Türkiye, "hesapta olmayan bir güç" olarak bölgede. Daha önce ABD ve AB tarafından belirlenen bölgesel ilişkilere üçüncü bir aktör olarak Türkiye de katıldı ve oldukça da başarılı oldu. En son Türkiye, Sırbistan, Bosna cumhurbaşkanları arasında yapılan zirvede, üç ülke liderinin iki yılda üç kez bir araya gelmesi, Bosna Cumhurbaşkanı'nın Belgrad'a gitmesi, Bosna ve Sırp liderlerle Başbakan Tayyip Erdoğan'ın Temmuz ayında o acı katliamın yaşandığı Srebrenica'ya birlikte gitmeleri kararlaştırıldı. Acılara son vermeye, yeni acıları önlemeye, çatışma yerine ortaklıklara yönelmeye odaklı bir inisiyatif bu. Ve Türkiye, bütün bu çalışmaların içinde "bir Balkan ülkesi" olarak yerini alıyor.
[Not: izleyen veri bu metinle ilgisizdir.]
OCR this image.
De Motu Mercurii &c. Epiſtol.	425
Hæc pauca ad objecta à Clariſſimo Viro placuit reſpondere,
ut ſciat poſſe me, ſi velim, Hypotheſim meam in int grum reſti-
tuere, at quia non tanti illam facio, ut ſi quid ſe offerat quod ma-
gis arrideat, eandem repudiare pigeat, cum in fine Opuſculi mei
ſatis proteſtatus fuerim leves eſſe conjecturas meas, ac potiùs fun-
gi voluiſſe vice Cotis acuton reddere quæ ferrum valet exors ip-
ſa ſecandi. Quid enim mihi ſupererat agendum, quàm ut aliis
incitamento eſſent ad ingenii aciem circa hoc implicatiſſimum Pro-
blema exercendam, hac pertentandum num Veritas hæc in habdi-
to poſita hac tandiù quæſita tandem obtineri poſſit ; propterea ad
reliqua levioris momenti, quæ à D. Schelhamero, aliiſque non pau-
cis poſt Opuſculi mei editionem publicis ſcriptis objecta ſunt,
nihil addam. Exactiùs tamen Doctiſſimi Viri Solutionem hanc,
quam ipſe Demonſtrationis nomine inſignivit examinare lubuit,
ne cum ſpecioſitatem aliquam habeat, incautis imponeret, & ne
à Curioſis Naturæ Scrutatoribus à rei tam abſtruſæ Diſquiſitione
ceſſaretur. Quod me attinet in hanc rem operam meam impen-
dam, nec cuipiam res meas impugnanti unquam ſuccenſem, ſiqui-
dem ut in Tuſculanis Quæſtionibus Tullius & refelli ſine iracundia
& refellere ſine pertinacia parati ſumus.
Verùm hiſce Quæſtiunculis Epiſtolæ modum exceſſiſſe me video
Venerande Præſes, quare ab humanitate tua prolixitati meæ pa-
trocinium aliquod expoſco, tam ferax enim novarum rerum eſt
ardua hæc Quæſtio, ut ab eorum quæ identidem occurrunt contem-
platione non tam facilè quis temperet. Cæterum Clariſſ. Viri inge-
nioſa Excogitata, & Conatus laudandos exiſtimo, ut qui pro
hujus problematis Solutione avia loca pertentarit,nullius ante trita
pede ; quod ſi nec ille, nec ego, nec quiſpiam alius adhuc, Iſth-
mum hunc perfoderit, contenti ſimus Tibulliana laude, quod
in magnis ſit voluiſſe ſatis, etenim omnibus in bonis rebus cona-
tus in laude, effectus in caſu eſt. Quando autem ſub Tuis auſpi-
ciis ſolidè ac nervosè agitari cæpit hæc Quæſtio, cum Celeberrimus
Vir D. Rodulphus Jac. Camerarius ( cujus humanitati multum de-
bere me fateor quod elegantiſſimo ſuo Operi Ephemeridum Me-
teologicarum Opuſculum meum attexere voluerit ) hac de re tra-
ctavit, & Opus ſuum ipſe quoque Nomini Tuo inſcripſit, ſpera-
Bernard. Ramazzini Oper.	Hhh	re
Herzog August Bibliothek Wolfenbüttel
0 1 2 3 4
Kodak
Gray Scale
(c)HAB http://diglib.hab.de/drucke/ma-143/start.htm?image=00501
Durum, sadece İtalya'yı, Frattini'yi değil, Almanya'yı, İngiltere'yi ve ABD'yi da rahatsız edecek boyuta ulaşmış olmalı. Yakında Frattini'ye bir çok Avrupa ülkesinin katılması beklenebilir. Çünkü, vizelerin kaldırılmasından ortak ekonomik olanlara, siyasi yakınlaşmaya kadar bir çok konuda Türkiye ve bölge ülkeleri, onların tahminlerinin çok ötesinde bir başarı sağladı.
"Türkiye AB'ye rakip" oluyor sözü bence çok doğru. Ama eksik yanları var. Türkiye sadece Balkanlar'da değil, Ortadoğu'da da AB'ye rakip oldu. Özellikle Ortadoğu'da rakip olmanın çok ötesine geçti. Bugün Baltık Denizi'nden Suriye kıyılarına kadar yayılan, Roma İmparatorluğu görüntüsü veren AB'nin, Ortadoğu'da Türkiye'nin yarısı kadar bile etkisi kalmadı. Dikkatle izleyelim; Kafkaslar'dan Ortadoğu ve Orta Afrika'ya, Balkanlar'a kadar her alanda Türkiye'nin yoğun diplomasisini, projelerini, heyecan verici önerilerini izliyor bütün dünya.
Peki "Balkanlar başka eksene kayar" derken, "Başka güçler boşluğu doldurur" derken kimler kastediliyor. Aklımıza hemen Rusya geliyor değil mi? Oysa bundan sonra aynı zamanda Türkiye de gelmeli. Frattini'nin sözleri Rusya'ya değil Türkiye'ye işaret ediyor. Ne demek oluyor bu? Türkiye, yeni bir eksen, yeni bir güç olarak, dünyayı değiştirecek yedi yıldız ülkeden biri olarak kıskandıracak, rahatsız edecek ölçüde etkinlik sergiliyor. Talihsizlik, bütün bunları Frattini'den, ABD ve Batı basınındaki tartışmalardan izliyor olmamız.
Rusya'dan kalkan bir kişi, ya da bir aracın, Ermenistan'dan Azerbaycan'a, oradan Ürdün'e, Lübnan'a kadar vizesiz, hiçbir engelle karşılaşmadan gidebileceği, Moskova'dan Beyrut'a hatta Belgrad'a kadar, Türkiye'nin tam merkezinde yer alacağı bir çekim merkezi oluşturma yönünde köklü adımlar atılıyor. Güney'e doğru giden bütün trafiğin Mersin'de birleşeceği, Kuzey'e ve Doğu'ya giden trafiğin Trabzon'da birleşeceği, ABD ve AB'ye endeksli olmayan bir bölgesel yakınlaşma gerçekleşebilir mi?
Bence bu oluyor... Frattini'nin sözleri "Türkiye'yi durdurun" çağrısından başka bir şey değil.